Im Jahr 2009 wurde die Schweinegrippe kurz nach ihrer Entdeckung in Mexiko von der Weltgesundheitsorganisation WHO zur Pandemie erklärt.

Trotz der allgemeinen Panik und der raschen weltweiten Ausbreitung fiel der durch den Erreger befürchtete Schaden jedoch auch im Herbst und Winter geringer aus als angenommen. In der Folge geriet die Krankheit rasch wieder in Vergessenheit.

Dennoch kann es jederzeit zu einer erneuten Grippewelle - vor allem - in der kalten Jahreszeit kommen. Während Experten weiterhin vor einer plötzlichen Mutation des H1N1-Virus warnen, stellt sich besonders für Schwangere die Frage, wie sie sich vor einer Infektion schützen können, ohne ihr Kind zu gefährden. Zwischen dem Risiko einer möglichen Ansteckung und den Nebenwirkungen einer Impfung abzuwägen, ist dabei nicht immer einfach.

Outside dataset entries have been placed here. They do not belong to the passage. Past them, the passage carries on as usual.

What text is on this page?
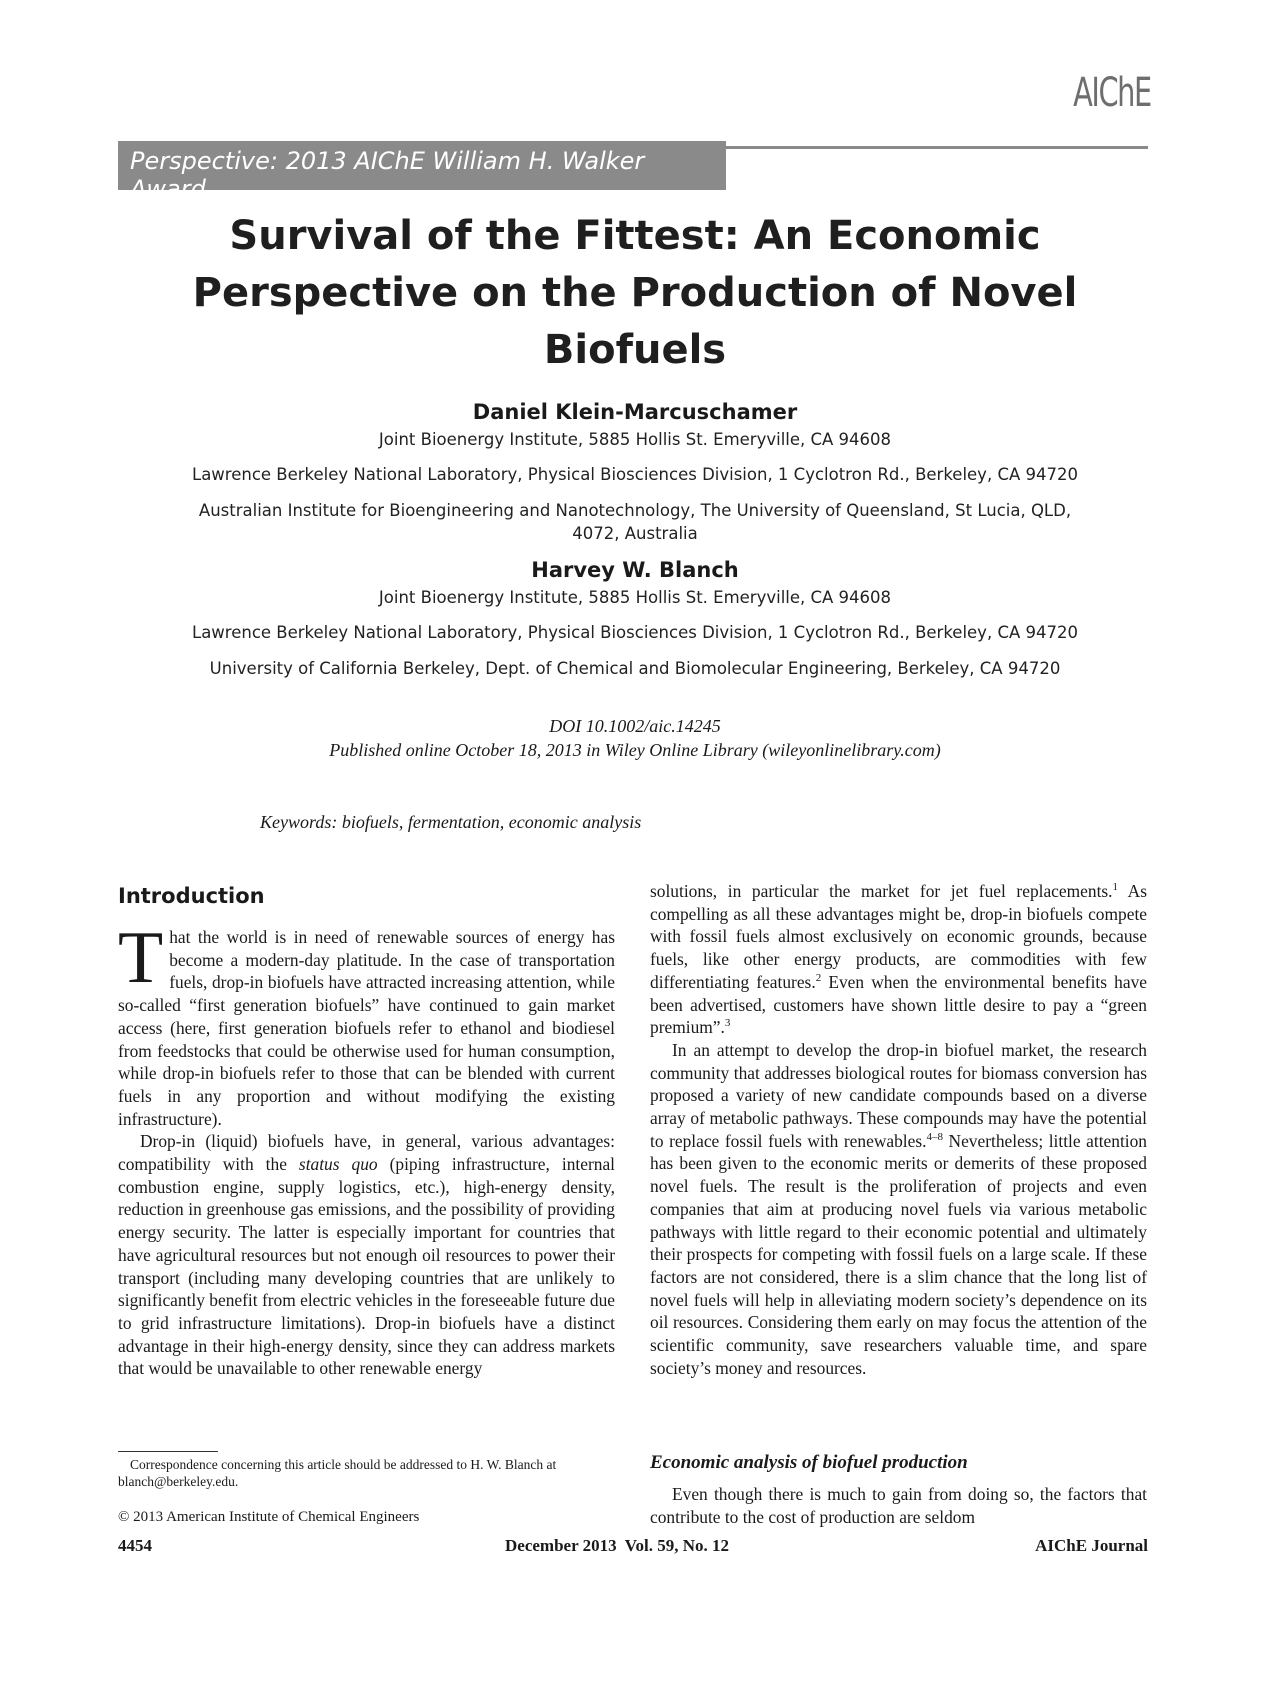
AIChE
Perspective: 2013 AIChE William H. Walker Award
Survival of the Fittest: An Economic
Perspective on the Production of Novel
Biofuels
Daniel Klein-Marcuschamer
Joint Bioenergy Institute, 5885 Hollis St. Emeryville, CA 94608
Lawrence Berkeley National Laboratory, Physical Biosciences Division, 1 Cyclotron Rd., Berkeley, CA 94720
Australian Institute for Bioengineering and Nanotechnology, The University of Queensland, St Lucia, QLD, 4072, Australia
Harvey W. Blanch
Joint Bioenergy Institute, 5885 Hollis St. Emeryville, CA 94608
Lawrence Berkeley National Laboratory, Physical Biosciences Division, 1 Cyclotron Rd., Berkeley, CA 94720
University of California Berkeley, Dept. of Chemical and Biomolecular Engineering, Berkeley, CA 94720
DOI 10.1002/aic.14245
Published online October 18, 2013 in Wiley Online Library (wileyonlinelibrary.com)
Keywords: biofuels, fermentation, economic analysis
Introduction

That the world is in need of renewable sources of energy has become a modern-day platitude. In the case of transportation fuels, drop-in biofuels have attracted increasing attention, while so-called “first generation biofuels” have continued to gain market access (here, first generation biofuels refer to ethanol and biodiesel from feedstocks that could be otherwise used for human consumption, while drop-in biofuels refer to those that can be blended with current fuels in any proportion and without modifying the existing infrastructure).

Drop-in (liquid) biofuels have, in general, various advantages: compatibility with the status quo (piping infrastructure, internal combustion engine, supply logistics, etc.), high-energy density, reduction in greenhouse gas emissions, and the possibility of providing energy security. The latter is especially important for countries that have agricultural resources but not enough oil resources to power their transport (including many developing countries that are unlikely to significantly benefit from electric vehicles in the foreseeable future due to grid infrastructure limitations). Drop-in biofuels have a distinct advantage in their high-energy density, since they can address markets that would be unavailable to other renewable energy

solutions, in particular the market for jet fuel replacements.$^1$ As compelling as all these advantages might be, drop-in biofuels compete with fossil fuels almost exclusively on economic grounds, because fuels, like other energy products, are commodities with few differentiating features.$^2$ Even when the environmental benefits have been advertised, customers have shown little desire to pay a “green premium”.$^3$

In an attempt to develop the drop-in biofuel market, the research community that addresses biological routes for biomass conversion has proposed a variety of new candidate compounds based on a diverse array of metabolic pathways. These compounds may have the potential to replace fossil fuels with renewables.$^{4-8}$ Nevertheless; little attention has been given to the economic merits or demerits of these proposed novel fuels. The result is the proliferation of projects and even companies that aim at producing novel fuels via various metabolic pathways with little regard to their economic potential and ultimately their prospects for competing with fossil fuels on a large scale. If these factors are not considered, there is a slim chance that the long list of novel fuels will help in alleviating modern society’s dependence on its oil resources. Considering them early on may focus the attention of the scientific community, save researchers valuable time, and spare society’s money and resources.

Economic analysis of biofuel production

Even though there is much to gain from doing so, the factors that contribute to the cost of production are seldom

Correspondence concerning this article should be addressed to H. W. Blanch at blanch@berkeley.edu.
© 2013 American Institute of Chemical Engineers
4454	December 2013  Vol. 59, No. 12	AIChE Journal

Geschwächte Immunabwehr in der Schwangerschaft

Schwangere haben grundsätzlich eine leicht geschwächte Immunabwehr, die sie anfälliger für Infekte macht. Da in der Spätschwangerschaft zusätzlich durch den Bauchumfang das Lungenvolumen eingeschränkt ist, können Atemwegsinfekte schlechter ausgeglichen werden und die Gefahr einer Lungenentzündung steigt. 

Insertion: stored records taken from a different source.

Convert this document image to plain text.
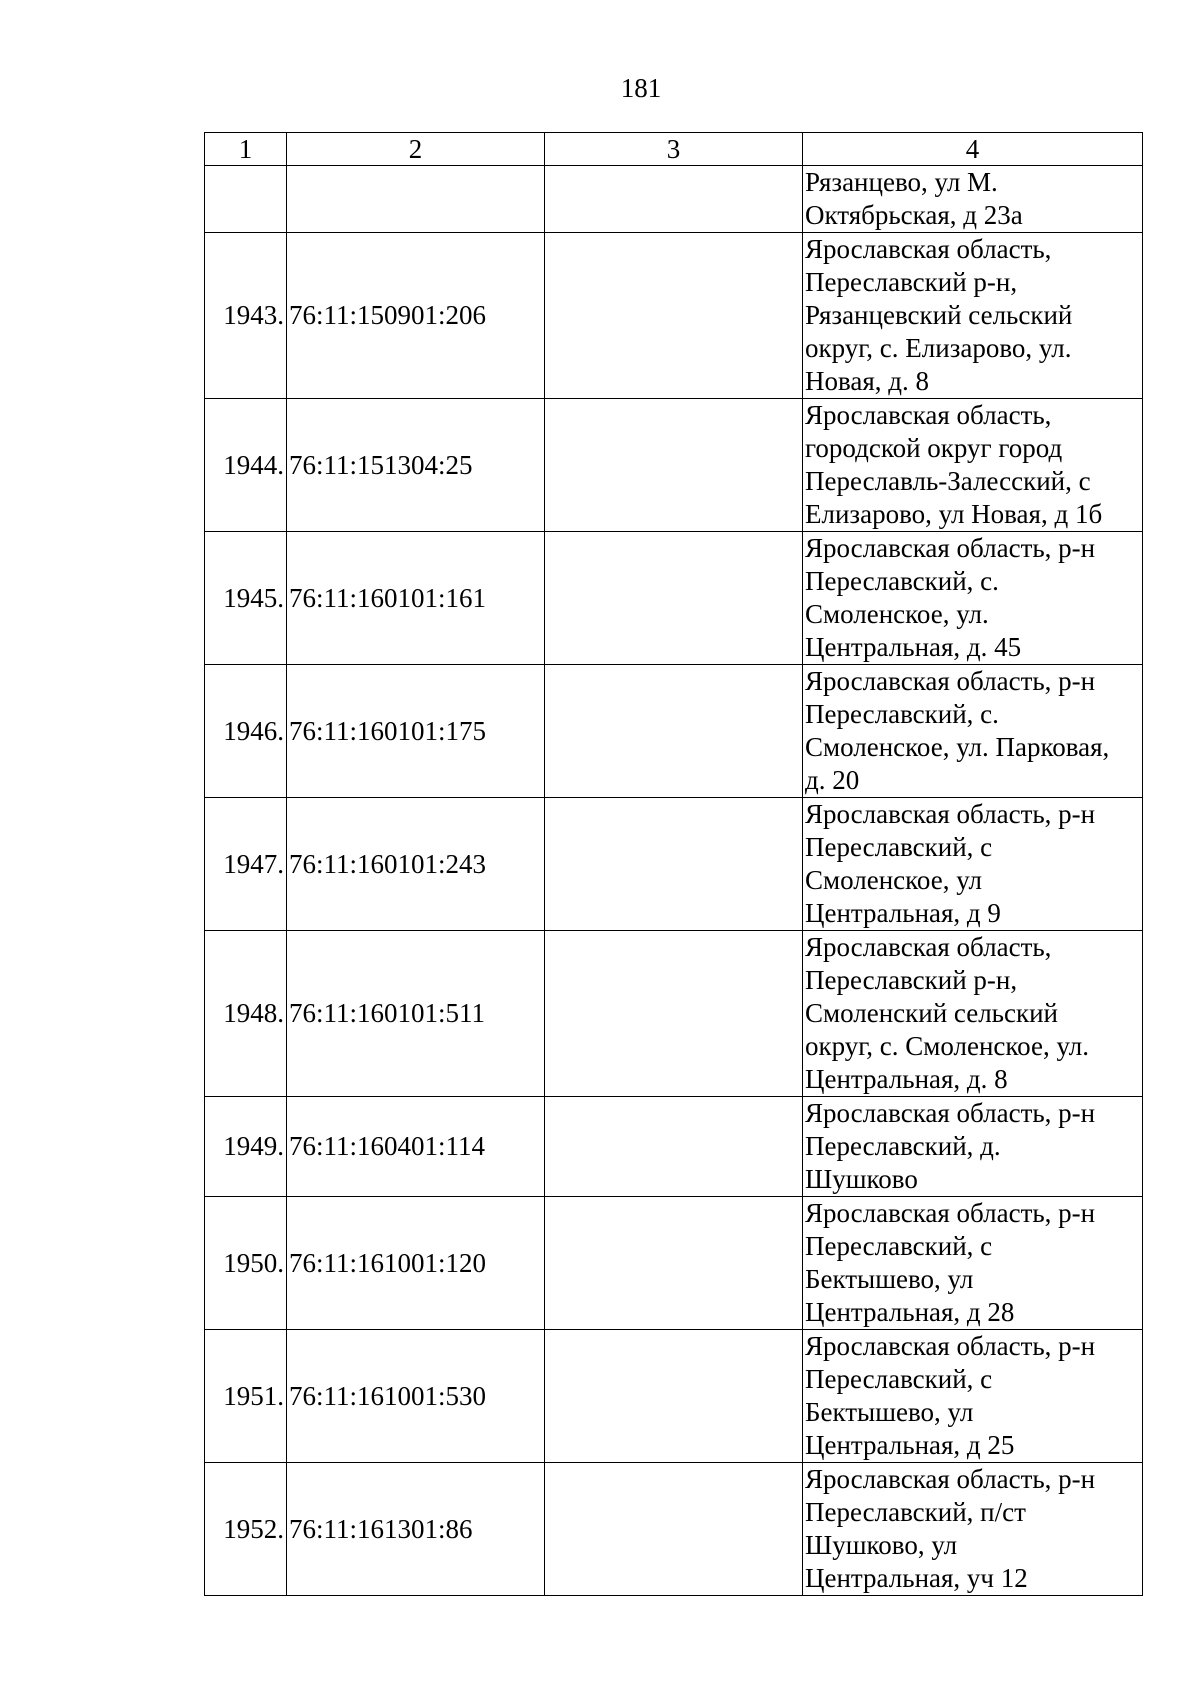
181
1	2	3	4

			Рязанцево, ул М.
Октябрьская, д 23а

1943.	76:11:150901:206		Ярославская область,
Переславский р-н,
Рязанцевский сельский
округ, с. Елизарово, ул.
Новая, д. 8

1944.	76:11:151304:25		Ярославская область,
городской округ город
Переславль-Залесский, с
Елизарово, ул Новая, д 1б

1945.	76:11:160101:161		Ярославская область, р-н
Переславский, с.
Смоленское, ул.
Центральная, д. 45

1946.	76:11:160101:175		Ярославская область, р-н
Переславский, с.
Смоленское, ул. Парковая,
д. 20

1947.	76:11:160101:243		Ярославская область, р-н
Переславский, с
Смоленское, ул
Центральная, д 9

1948.	76:11:160101:511		Ярославская область,
Переславский р-н,
Смоленский сельский
округ, с. Смоленское, ул.
Центральная, д. 8

1949.	76:11:160401:114		Ярославская область, р-н
Переславский, д.
Шушково

1950.	76:11:161001:120		Ярославская область, р-н
Переславский, с
Бектышево, ул
Центральная, д 28

1951.	76:11:161001:530		Ярославская область, р-н
Переславский, с
Бектышево, ул
Центральная, д 25

1952.	76:11:161301:86		Ярославская область, р-н
Переславский, п/ст
Шушково, ул
Центральная, уч 12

Zudem kann schnell ansteigendes Fieber, das länger als 24 Stunden anhält, für das ungeborene Kind gefährlich sein. Eine Überwärmung des Körpers kann in der Frühschwangerschaft eine Fehlgeburt auslösen oder Missbildungen des Kindes verursachen, in späteren Stadien der Schwangerschaft erhöht sich das Risiko einer Frühgeburt. Diese Risiken gelten jedoch nicht nur für die Schweinegrippe, sondern auch für die normale saisonale Grippe, die sich in zahlreichen europäischen Ländern jedes Jahr im Herbst und Winter ausbreitet. 

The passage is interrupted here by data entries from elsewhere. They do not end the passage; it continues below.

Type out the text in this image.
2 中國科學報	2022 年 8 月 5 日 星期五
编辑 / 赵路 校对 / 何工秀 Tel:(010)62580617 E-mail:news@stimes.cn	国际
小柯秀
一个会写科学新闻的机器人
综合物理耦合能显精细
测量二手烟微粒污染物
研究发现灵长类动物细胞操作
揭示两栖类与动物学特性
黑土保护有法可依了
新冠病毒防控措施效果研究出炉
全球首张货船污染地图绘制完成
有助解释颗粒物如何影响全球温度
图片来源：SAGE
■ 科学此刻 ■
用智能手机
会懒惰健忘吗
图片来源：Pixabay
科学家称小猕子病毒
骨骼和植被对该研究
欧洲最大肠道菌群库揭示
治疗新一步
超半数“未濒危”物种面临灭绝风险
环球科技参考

Waren im Jahr 2009 noch zwei Impfungen nötig, sind in dem neuen Grippeimpfstoff, der seit dem Jahr 2010 erhältlich ist, die Antigene gegen das Schweinegrippe-Virus bereits enthalten. Zur Immunisierung sind zwei Spritzen nötig, die nach etwa 14 Tagen ihre Wirkung entfalten. Die Impfung senkt das Risiko einer Grippeerkrankung um 50 bis 60 Prozent, schließt es jedoch nicht gänzlich aus.

Nebenwirkungen

Als Nebenwirkungen sind unter anderem Kopfschmerzen, Müdigkeit, leichtes Fieber, Muskel- und Gelenkschmerzen sowie Schmerzen und Rötung rund um die Einstichstelle möglich. Für Risikogruppen wurde von der Ständige Impfkommission eine Impf-Empfehlung ausgegeben, die seit Juli 2010 erstmals auch für Schwangere gilt. Denn seit 2010 ist erstmals auch ein Impfstoff verfügbar, der als geeignet für Schwangere gilt. Das Robert-Koch-Institut in Deutschland empfiehlt Schwangeren daher die Impfung, da der verwendete Totimpfstoff grundsätzlich unbedenklich sei.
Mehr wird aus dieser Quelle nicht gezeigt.